Inference scaling laws support organizational cost forecasting. For example, if energy consumption is super-linear with scaling, serving larger model sizes becomes economically unfeasible. Query latency may be improved with batch processing, but this technique would make real-time latency unacceptable.
Allocating more computing power per inference during lower-tier queries improves accuracy but also raises the request cost. Organizations have to make a decision on how the cost increases and the quality of responses it provides the company.
The acquisition cost of an organization’s AI hardware is no longer the only concern. Infrastructure footprint and operational efficiency are additional factors to consider. With regard to cooling, powering, and operational efficiency, the total ownership cost can be greatly improved.
Let’s consider some example cases of AI inference time scaling laws in real-world scenarios.
A large search engine that uses a billion-parameter model for real-time ranking. Latency is a critical issue here, and must not exceed a few milliseconds. This sharpened focus constrains engineers to using INT8 inference with specific batch size tuning.
A chatbot powered by generative AI that supports millions of users simultaneously. In this case, maximum throughput is the bot’s most critical performance metric.
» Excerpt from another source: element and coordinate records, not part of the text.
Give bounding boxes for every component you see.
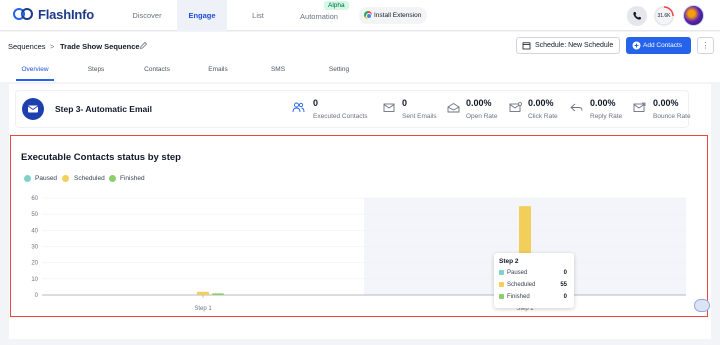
chat-widget-button[interactable] xyxy=(694,299,710,312)
tooltip-paused-label: Paused xyxy=(507,270,528,277)
tooltip-finished-value: 0 xyxy=(563,294,567,300)
tooltip-scheduled-label: Scheduled xyxy=(507,282,536,289)
tooltip-paused-swatch xyxy=(499,270,504,275)
bar-finished-step-1 xyxy=(212,293,224,295)
y-tick-label: 10 xyxy=(31,277,38,283)
x-tick-label: Step 1 xyxy=(194,306,212,312)
tooltip-title: Step 2 xyxy=(499,258,519,265)
chart-tooltip: Step 2 Paused 0 Scheduled 55 Finished 0 xyxy=(494,253,574,308)
y-tick-label: 30 xyxy=(31,245,38,251)
tooltip-finished-label: Finished xyxy=(507,294,530,301)
tooltip-row-finished: Finished 0 xyxy=(499,294,569,300)
y-tick-label: 0 xyxy=(35,293,39,299)
bar-scheduled-step-1 xyxy=(197,291,209,295)
tooltip-finished-swatch xyxy=(499,294,504,299)
y-tick-label: 20 xyxy=(31,261,38,267)
tooltip-row-scheduled: Scheduled 55 xyxy=(499,282,569,288)
y-tick-label: 40 xyxy=(31,228,38,234)
y-tick-label: 50 xyxy=(31,212,38,218)
bar-chart: 0 10 20 30 40 50 60 Step 1 Step 2 xyxy=(31,196,686,312)
y-tick-label: 60 xyxy=(31,196,38,202)
tooltip-row-paused: Paused 0 xyxy=(499,270,569,276)
tooltip-scheduled-value: 55 xyxy=(560,282,567,288)
tooltip-scheduled-swatch xyxy=(499,282,504,287)
tooltip-paused-value: 0 xyxy=(563,270,567,276)
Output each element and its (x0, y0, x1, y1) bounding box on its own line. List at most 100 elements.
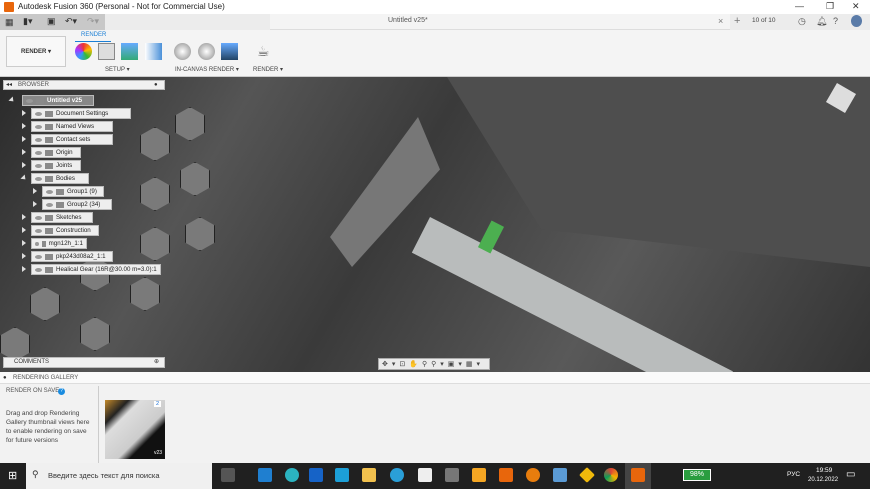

While users may receive responses with a slight delay, the system utilizes batch inference and comprehensive cluster-wide orchestration for optimal resource efficiency.
The last scenario is an edge installation for self-driving cars. While latency and real-time response remain critical, available computing capabilities are limited. Scaling laws illustrate the relationship between a model’s size and the ability to perform real-time inference. Engineers are forced to use AI automation designs that maintain safety margins while not exceeding the constrained hardware.
In all of the examples, constraining capacity in planning, resource allocation, and infrastructure design is guided by inference scaling laws.
Research into scaling laws is ongoing, if inconsistent. One current area of study lies in integrating energy costs directly into the laws. Metrics such as joules per inference may become as important as floating point operations per second (FLOPs).
Models of new architectures, such as mixture-of-experts models, can change the scaling profile by activating a set of parameters during inference. While the computing expense of a model is reduced, accuracy is retained on large models. Evolving scaling laws to address these conditional computations is essential.
Areas such as photonic accelerators, neuromorphic chips, and custom inference ASICs offer the potential to shift scaling curves.
A forecasting model that predicts end-to-end costs and performance would allow organizations to assess efficiency before embarking on massive training runs. This model would help businesses stay within budget and run efficiently.
Community benchmarks and open datasets would help determine consistent measures across tested models and hardware. These types of benchmarks would aid in maintaining the accuracy of measurements over various systems and hardware, thus improving the outcome of the overall experiment.
There is growing confidence that scaling laws are no longer confined to training. The costs and efficiency of technology used during and after AI systems are deployed are key factors that need to be addressed and understood. The deployment of AI technology allows systems to focus on various angles such as latency, throughput, and accuracy.
Changes within the infrastructure are necessary to support reasoning workloads paired with ultra-low latency.
The predictions made based on post-training and test-time scaling broaden the scope, showing that inference is not as static or fixed as originally believed.
Following the scaling laws approach, companies will be able to learn firsthand the process of model development, hardware deployment, and data center modernization. AI systems will naturally evolve while staying cost-efficient, sustainable, and responsive to various needs and expectations.